Technology solutions
Despite legislative efforts to protect the American general public and their finances, it is true that, as per the report, there is still room for improvement in “advancing the interests of consumers, particularly more vulnerable lower-income consumers.” The fundamental cause of these unsatisfactory outcomes stems from a lack of data and information about the results of product usage.
Fortunately, the situation is changing thanks to the emergence of new technologies and big data, which facilitates the analysis of the financial services impact on the population. According to the report, access to new metrics and data could result in “generating an empirical basis for identifying harms and benefits correlated with particular practices or product features.” It would therefore be possible to define policies that would permit a mutually beneficial relationship between financial service providers and customers.
Innovations in the financial services field are increasingly leading to solutions that take greater care of the customers’ financial health. U.S. organizations like the Financial Health Network are working to establish financial health measurement systems such as those that track whether people spend less than they earn, pay their bills on time, plan ahead to cover expenses and have enough long-term, liquid savings, keep a sustainable debt burden in order to have access to affordable loans, and have appropriate insurance coverage.
In BBVA’s case, the effective use of big data, coupled with the available customer information, has led to the creation of opportunities through products and processes that are aligned with customer interests. Furthermore, the deployment of new technologies has fed into the optimization of the bank's services, something that helps people improve their financial health and make better decisions.
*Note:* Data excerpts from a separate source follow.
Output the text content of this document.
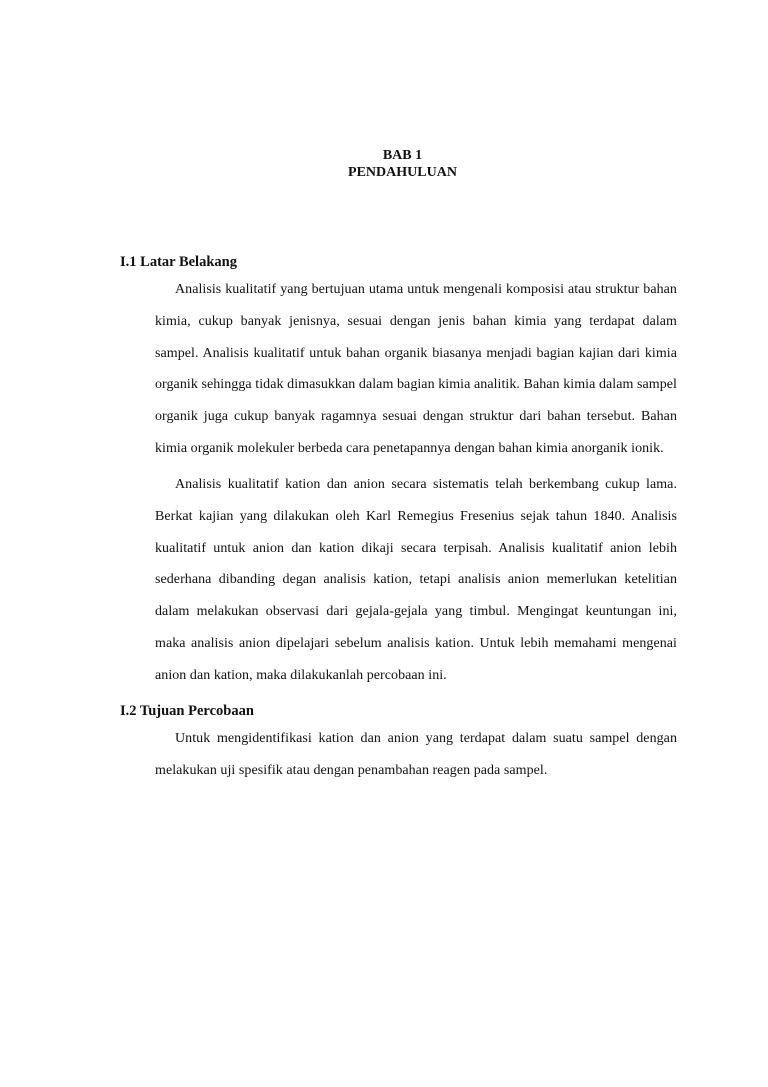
BAB 1
PENDAHULUAN
I.1 Latar Belakang

Analisis kualitatif yang bertujuan utama untuk mengenali komposisi atau struktur bahan kimia, cukup banyak jenisnya, sesuai dengan jenis bahan kimia yang terdapat dalam sampel. Analisis kualitatif untuk bahan organik biasanya menjadi bagian kajian dari kimia organik sehingga tidak dimasukkan dalam bagian kimia analitik. Bahan kimia dalam sampel organik juga cukup banyak ragamnya sesuai dengan struktur dari bahan tersebut. Bahan kimia organik molekuler berbeda cara penetapannya dengan bahan kimia anorganik ionik.

Analisis kualitatif kation dan anion secara sistematis telah berkembang cukup lama. Berkat kajian yang dilakukan oleh Karl Remegius Fresenius sejak tahun 1840. Analisis kualitatif untuk anion dan kation dikaji secara terpisah. Analisis kualitatif anion lebih sederhana dibanding degan analisis kation, tetapi analisis anion memerlukan ketelitian dalam melakukan observasi dari gejala-gejala yang timbul. Mengingat keuntungan ini, maka analisis anion dipelajari sebelum analisis kation. Untuk lebih memahami mengenai anion dan kation, maka dilakukanlah percobaan ini.

I.2 Tujuan Percobaan

Untuk mengidentifikasi kation dan anion yang terdapat dalam suatu sampel dengan melakukan uji spesifik atau dengan penambahan reagen pada sampel.
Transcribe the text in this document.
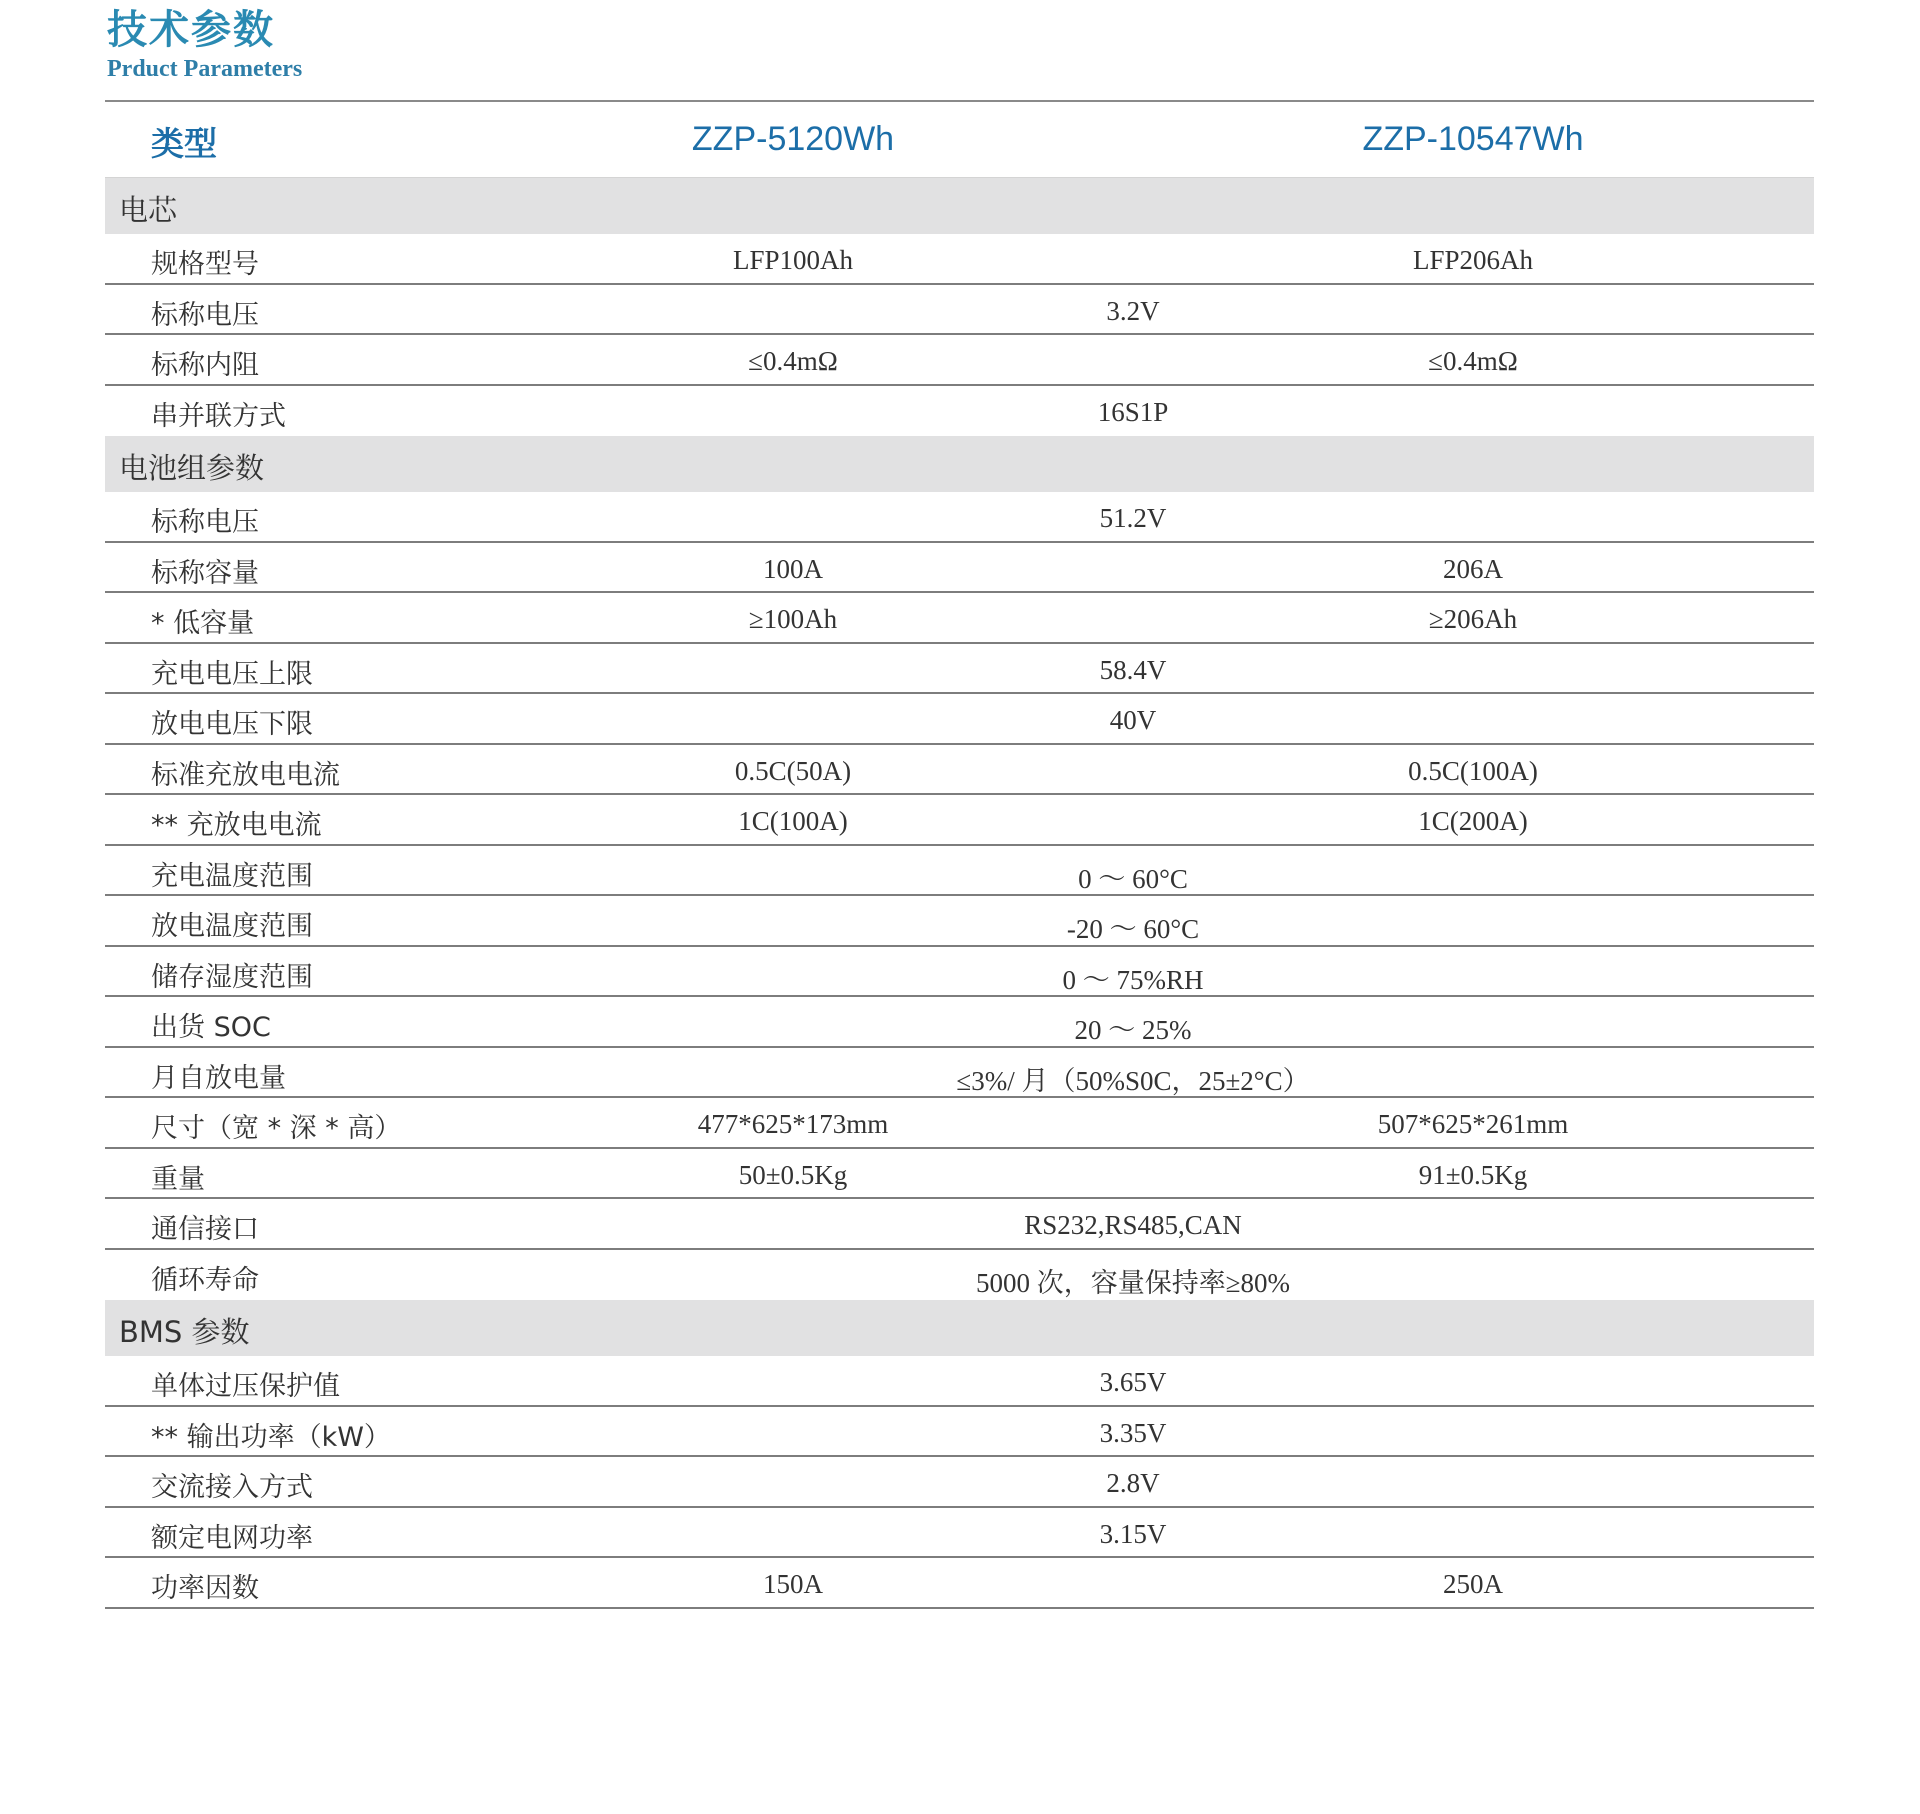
技术参数
Prduct Parameters
类型	ZZP-5120Wh	ZZP-10547Wh
电芯
规格型号	LFP100Ah	LFP206Ah
标称电压	3.2V
标称内阻	≤0.4mΩ	≤0.4mΩ
串并联方式	16S1P
电池组参数
标称电压	51.2V
标称容量	100A	206A
* 低容量	≥100Ah	≥206Ah
充电电压上限	58.4V
放电电压下限	40V
标准充放电电流	0.5C(50A)	0.5C(100A)
** 充放电电流	1C(100A)	1C(200A)
充电温度范围	0 ～ 60°C
放电温度范围	-20 ～ 60°C
储存湿度范围	0 ～ 75%RH
出货 SOC	20 ～ 25%
月自放电量	≤3%/ 月（50%S0C，25±2°C）
尺寸（宽 * 深 * 高）	477*625*173mm	507*625*261mm
重量	50±0.5Kg	91±0.5Kg
通信接口	RS232,RS485,CAN
循环寿命	5000 次，容量保持率≥80%
BMS 参数
单体过压保护值	3.65V
** 输出功率（kW）	3.35V
交流接入方式	2.8V
额定电网功率	3.15V
功率因数	150A	250A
In the context of the current crisis, the bank has reinforced the importance and value of data for performing detailed diagnostics of the situation and its consequences. BBVA Research provides a good example with its real time analysis of the impact of COVID-19 on credit and debit card usage or on the consumption in Peru. Its work has contributed to the quantification of the crisis’ impact leading to a focused approach for response and prevention efforts. In Spain, the study of the evolution of card spending has made it possible to quantify the consumption in the country. This exemplifies how data can be used to enable faster responses and real-time diagnostics for planning the most appropriate strategies in support of people.